The backlash has come from all corners of the ML and cognitive science communities. Gary Marcus wrote an essay, highlighting the criticisms of professors Emily M. Bender, Scott Aaronson, Tom Dietterich, Geoffrey Hinton, and others. Marcus, as you may guess, agrees with Chomsky’s main criticism of modern AI. Yet, he acknowledges the essay is “overwritten” and “needlessly inflammatory” (I agree with that, although I don’t see it as something bad given the amount of overwritten hype-y claims in the other direction. And given Chomsky’s expressed stance on rhetoric, “one should not try to persuade,” I think the editorial, and maybe his co-authors, had a lot to do with this).

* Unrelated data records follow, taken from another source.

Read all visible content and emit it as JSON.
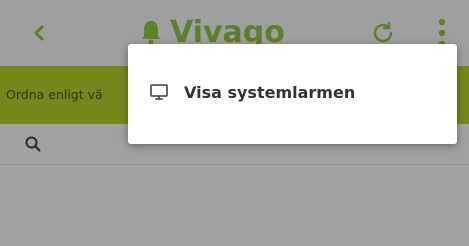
{
  "app": {
    "brand_name": "Vivago"
  },
  "toolbar": {
    "back_icon": "chevron-left-icon",
    "refresh_icon": "refresh-icon",
    "more_icon": "more-vertical-icon"
  },
  "sortbar": {
    "label": "Ordna enligt vä"
  },
  "search": {
    "icon": "search-icon"
  },
  "menu": {
    "items": [
      {
        "label": "Visa systemlarmen",
        "icon": "monitor-icon"
      }
    ]
  },
  "colors": {
    "brand_green": "#8fc63f",
    "sortbar_green": "#b7ce2a"
  }
}
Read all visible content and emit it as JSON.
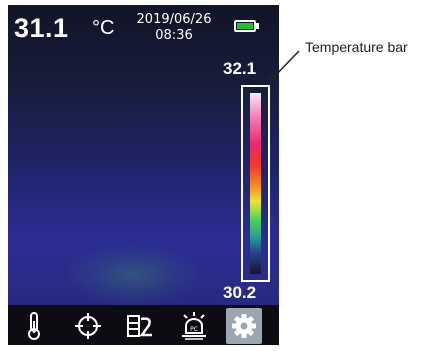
{
  "status": {
    "temperature": "31.1",
    "unit": "°C",
    "date": "2019/06/26",
    "time": "08:36",
    "battery_color": "#22c02a"
  },
  "temperature_bar": {
    "max": "32.1",
    "min": "30.2"
  },
  "toolbar": {
    "items": [
      {
        "icon": "thermometer-icon"
      },
      {
        "icon": "crosshair-icon"
      },
      {
        "icon": "palette-icon"
      },
      {
        "icon": "pc-alarm-icon"
      },
      {
        "icon": "gear-icon",
        "active": true
      }
    ]
  },
  "annotation": {
    "label": "Temperature bar"
  }
}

I was able to find several other responses. So many are simply jokes, dismissals, and weak arguments of Chomsky’s view without showing any attempt at debunking his views (you can read these and decide for yourself). Jokes: Togelius, Bubeck (Bing quotes statements from a different piece, with makes this “dunk” funny), Domingos, and xlr8harder. Dismissals: Goldberg, Manning, and Lampinen. Weak arguments: Li, “It took me 30 seconds to fact-check this claim in the Chomsky op-ed,” Mu, and Qureshi.
The reason, I think, for such a generalized reaction (even when there’s no actual engagement with the arguments) is that Chomsky is possibly the most famous and respected scientist/philosopher/linguist alive, which gives his opinions an extreme weight: those who think otherwise feel reasonably threatened by them.